By raising rates, the Fed is implicitly suggesting that it has found the flaw. Thus, the Fed can resume normal operations. But the Fed has not found the flaw. That’s why the risk of a financial crisis 2017 is so high. Now, as to when that crisis might materialize, there is no clear answer, but its signs have already been knocking at the door, and you should not ignore them.
Collapse of Global Trade Is Already Happening
There is palpable fragility in the global macroeconomic system. Meanwhile, the latter is under attack from a series of potentially dangerous scenarios. One of the biggest of these is the unavoidable collapse of global trade. That is not an accident; the current White House is acting to achieve this very goal, despite the fact that Trump hopes to increase American exports.
The chart below illustrates the direction of world trade over the next few years. Clearly, trade has not recovered from pre-2007/2008 financial crisis levels. China’s exports, which reflect the health of global demand, have dropped 10 percent compared to 2015. Indeed, Chinese exports have dropped every month since 2015.
Meanwhile, China has shown a slowdown in its own demand. That measures the potential of other exporting countries such as the United States. Those statistics are matched by a corresponding decline in the value and volume of global maritime trade. In 2016, about 90.0% of major maritime transport companies, such as Maersk, for instance, have reported heavy losses.
The container shipping industry has taken a major hit. Many giants of the industry, such as Hanjin Shipping Co Ltd (KRX:117930) or Hyundai Merchant Marine Co Ltd (KRX:011200) have taken billions of dollars in losses over 2016. (Source: “Hyundai Merchant Sees More Losses on Shipping Industry Glut,” GCaptain, February 7, 2017.)
As it happens, Hanjin Shipping went bankrupt. If the world’s top economies were really growing, one would expect trade and shipping demand to increase. Instead, there has been a shipping glut.
Inasmuch as Trump wants the U.S. to grow and prosper independently of the global system, it won’t happen overnight. The U.S. will remain at the whim of the global system for some time. And the fact remains that the global system presents several doomsday scenarios in which the world’s leading economic powers (the G7) are concerned.
Most of those powers are in Europe, and they use the euro. In 2017, the euro will have to withstand at least three elections that threaten its future.

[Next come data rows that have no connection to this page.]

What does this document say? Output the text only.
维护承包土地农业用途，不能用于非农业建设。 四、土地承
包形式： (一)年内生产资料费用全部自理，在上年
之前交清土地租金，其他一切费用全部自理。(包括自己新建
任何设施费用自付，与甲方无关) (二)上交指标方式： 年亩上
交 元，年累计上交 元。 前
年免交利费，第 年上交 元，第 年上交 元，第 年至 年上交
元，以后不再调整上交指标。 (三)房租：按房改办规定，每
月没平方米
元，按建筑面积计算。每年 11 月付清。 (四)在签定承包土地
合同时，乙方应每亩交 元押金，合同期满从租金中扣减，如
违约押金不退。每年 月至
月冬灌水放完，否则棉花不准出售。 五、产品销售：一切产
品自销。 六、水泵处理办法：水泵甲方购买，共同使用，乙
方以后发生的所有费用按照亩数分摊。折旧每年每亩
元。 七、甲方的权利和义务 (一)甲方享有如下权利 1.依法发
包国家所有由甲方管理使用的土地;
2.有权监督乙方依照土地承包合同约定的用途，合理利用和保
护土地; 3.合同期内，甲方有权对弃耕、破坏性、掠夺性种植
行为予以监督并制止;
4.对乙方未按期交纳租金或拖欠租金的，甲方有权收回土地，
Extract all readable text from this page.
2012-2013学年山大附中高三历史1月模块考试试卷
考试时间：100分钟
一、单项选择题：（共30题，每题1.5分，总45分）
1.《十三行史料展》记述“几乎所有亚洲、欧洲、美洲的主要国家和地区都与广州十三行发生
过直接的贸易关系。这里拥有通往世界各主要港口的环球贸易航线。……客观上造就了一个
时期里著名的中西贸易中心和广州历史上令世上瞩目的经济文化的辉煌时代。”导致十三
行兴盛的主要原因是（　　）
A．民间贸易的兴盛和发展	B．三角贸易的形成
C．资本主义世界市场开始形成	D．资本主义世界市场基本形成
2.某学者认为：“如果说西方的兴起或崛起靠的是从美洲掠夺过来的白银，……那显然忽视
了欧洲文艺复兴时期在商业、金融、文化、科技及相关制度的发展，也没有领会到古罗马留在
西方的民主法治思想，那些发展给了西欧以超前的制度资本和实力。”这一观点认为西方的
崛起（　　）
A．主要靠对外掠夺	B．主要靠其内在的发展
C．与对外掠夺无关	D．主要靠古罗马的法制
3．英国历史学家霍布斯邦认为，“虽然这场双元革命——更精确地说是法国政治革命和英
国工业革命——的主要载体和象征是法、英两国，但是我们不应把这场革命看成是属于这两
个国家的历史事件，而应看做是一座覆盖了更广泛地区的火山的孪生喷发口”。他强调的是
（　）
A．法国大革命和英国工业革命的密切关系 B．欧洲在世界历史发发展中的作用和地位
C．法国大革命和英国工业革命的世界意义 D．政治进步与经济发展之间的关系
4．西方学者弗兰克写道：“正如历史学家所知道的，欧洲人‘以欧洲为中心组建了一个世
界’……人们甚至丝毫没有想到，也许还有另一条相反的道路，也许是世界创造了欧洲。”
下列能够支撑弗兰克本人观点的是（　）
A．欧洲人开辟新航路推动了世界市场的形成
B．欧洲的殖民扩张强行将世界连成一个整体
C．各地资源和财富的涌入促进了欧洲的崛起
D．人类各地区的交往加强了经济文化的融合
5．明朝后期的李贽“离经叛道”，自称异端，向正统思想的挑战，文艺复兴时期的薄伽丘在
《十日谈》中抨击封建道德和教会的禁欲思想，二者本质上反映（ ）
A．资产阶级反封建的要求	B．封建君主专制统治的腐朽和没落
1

The Dutch elections in mid-March are the first real test. Then France goes to vote in the first round of the presidential elections in April. Then it’s Germany’s turn. Possibly, Italy will have a vote as well.
The polls show a growing anti-euro sentiment. Each of these elections could send a blow across the Atlantic. The S&P 500 index, which has been soaring, could suddenly reverse course. Such is the context against which Janet Yellen is raising interest rates.
Over the past seven years, the S&P 500 index has seen almost exponential growth. It has gained over 250% thanks, in large part, to the soft Fed policy. If the Janet Yellen rate hikes should interrupt this course, the results could be apocalyptic.